Myelodysplastic syndrome (MDS), myeloproliferative neoplasms (MPNs), and acute leukemias (ALs) are clonal hematological disorders resulting from multiple genetic alterations in hematological stem cells. MDS is characterized by profound cytopenias due to ineffective hematopoiesis and resulting in significant compromise in quality and quantity of life. Life expectancy in a newly diagnosed MDS patient varies from some months to ten years. MPNs are group of related hematological disorders characterized by excess formation of mature blood cells. Both MPN and MDS have a tendency to transform into acute myeloid leukemia (AML), which significantly worsens the prognosis of the disease.
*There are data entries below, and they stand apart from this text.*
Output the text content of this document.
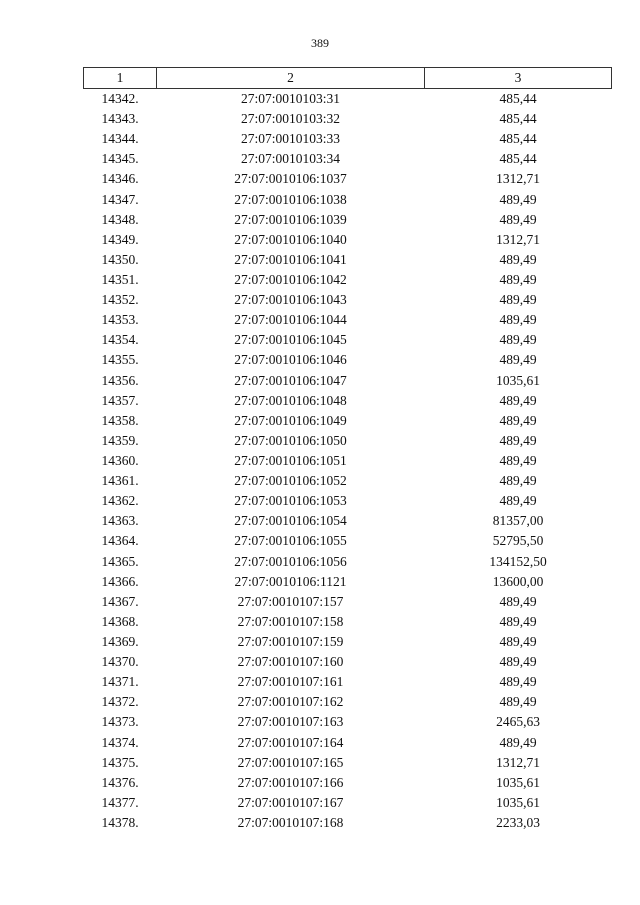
389
1	2	3
14342.	27:07:0010103:31	485,44
14343.	27:07:0010103:32	485,44
14344.	27:07:0010103:33	485,44
14345.	27:07:0010103:34	485,44
14346.	27:07:0010106:1037	1312,71
14347.	27:07:0010106:1038	489,49
14348.	27:07:0010106:1039	489,49
14349.	27:07:0010106:1040	1312,71
14350.	27:07:0010106:1041	489,49
14351.	27:07:0010106:1042	489,49
14352.	27:07:0010106:1043	489,49
14353.	27:07:0010106:1044	489,49
14354.	27:07:0010106:1045	489,49
14355.	27:07:0010106:1046	489,49
14356.	27:07:0010106:1047	1035,61
14357.	27:07:0010106:1048	489,49
14358.	27:07:0010106:1049	489,49
14359.	27:07:0010106:1050	489,49
14360.	27:07:0010106:1051	489,49
14361.	27:07:0010106:1052	489,49
14362.	27:07:0010106:1053	489,49
14363.	27:07:0010106:1054	81357,00
14364.	27:07:0010106:1055	52795,50
14365.	27:07:0010106:1056	134152,50
14366.	27:07:0010106:1121	13600,00
14367.	27:07:0010107:157	489,49
14368.	27:07:0010107:158	489,49
14369.	27:07:0010107:159	489,49
14370.	27:07:0010107:160	489,49
14371.	27:07:0010107:161	489,49
14372.	27:07:0010107:162	489,49
14373.	27:07:0010107:163	2465,63
14374.	27:07:0010107:164	489,49
14375.	27:07:0010107:165	1312,71
14376.	27:07:0010107:166	1035,61
14377.	27:07:0010107:167	1035,61
14378.	27:07:0010107:168	2233,03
Most commonly, these diseases are diagnosed in patients over 50 years of age and familial predisposition should be suspected in patients acquiring the disease in the early adulthood or in childhood.
ALs, in turn, consist of a group of hematopoietic neoplasms involving patients of all ages. Cancer cells, namely blasts, reside in the patient’s bone marrow and are characterized with an impaired capacity to develop to mature myeloid or lymphoid blood cells. Depending on the age and performance status of the patient and subtype of the disease, acute leukemias lead to death in 10-80% of cases despite the given anti-cancer therapy. Acknowledging pathological events occurring in hematopoiesis also uncovers the path to understanding normal physiological processes in the blood cell development.
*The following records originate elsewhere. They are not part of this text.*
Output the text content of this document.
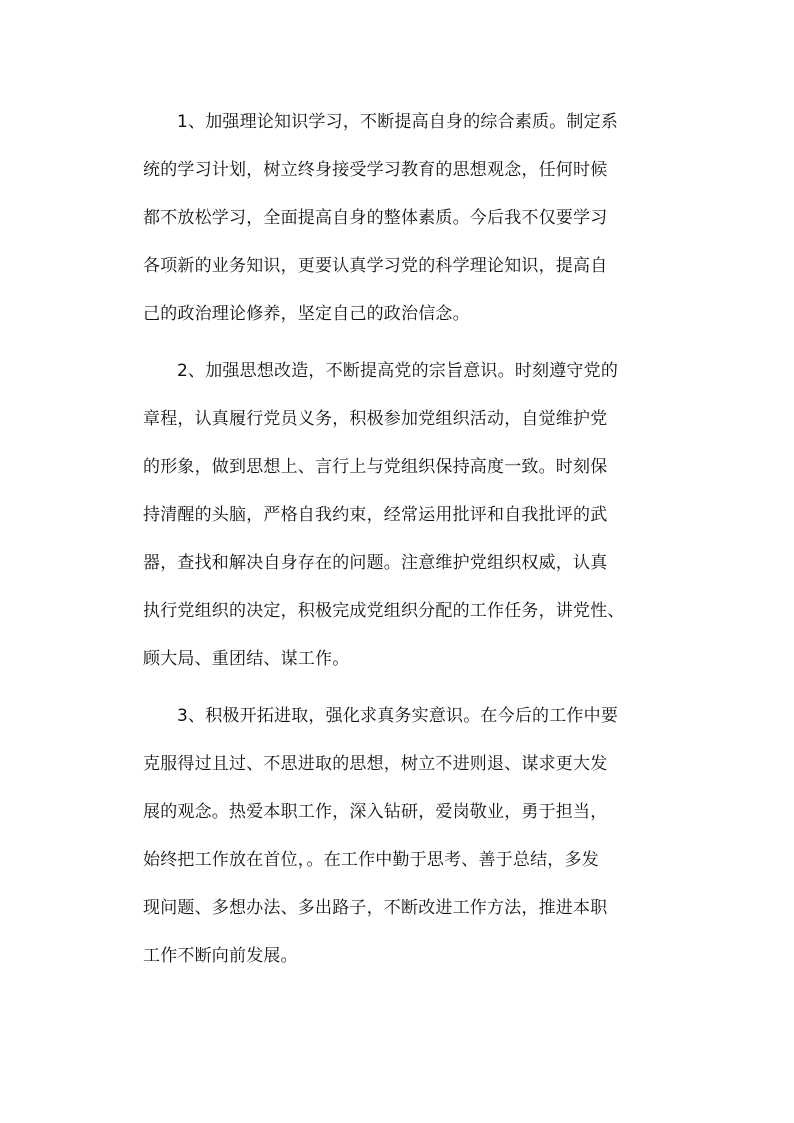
1、加强理论知识学习，不断提高自身的综合素质。制定系
统的学习计划，树立终身接受学习教育的思想观念，任何时候
都不放松学习，全面提高自身的整体素质。今后我不仅要学习
各项新的业务知识，更要认真学习党的科学理论知识，提高自
己的政治理论修养，坚定自己的政治信念。
2、加强思想改造，不断提高党的宗旨意识。时刻遵守党的
章程，认真履行党员义务，积极参加党组织活动，自觉维护党
的形象，做到思想上、言行上与党组织保持高度一致。时刻保
持清醒的头脑，严格自我约束，经常运用批评和自我批评的武
器，查找和解决自身存在的问题。注意维护党组织权威，认真
执行党组织的决定，积极完成党组织分配的工作任务，讲党性、
顾大局、重团结、谋工作。
3、积极开拓进取，强化求真务实意识。在今后的工作中要
克服得过且过、不思进取的思想，树立不进则退、谋求更大发
展的观念。热爱本职工作，深入钻研，爱岗敬业，勇于担当，
始终把工作放在首位，。在工作中勤于思考、善于总结，多发
现问题、多想办法、多出路子，不断改进工作方法，推进本职
工作不断向前发展。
Already today, detection of germline mutations also affects the mode of therapy e.g. timing of stem cell transplantation, and selection of the donor. Knowledge on the prevalence of mutations, their penetrance and effects on the clinical phenotype is also a prerequisite for successful genetic counseling. In addition to dominant high-penetrance mutations, relatively common genetic variation may contribute to tumorigenesis.
The aim of our research is to understand how inherited and acquired genetic factors contribute to the development and clinical course of hematological malignancies.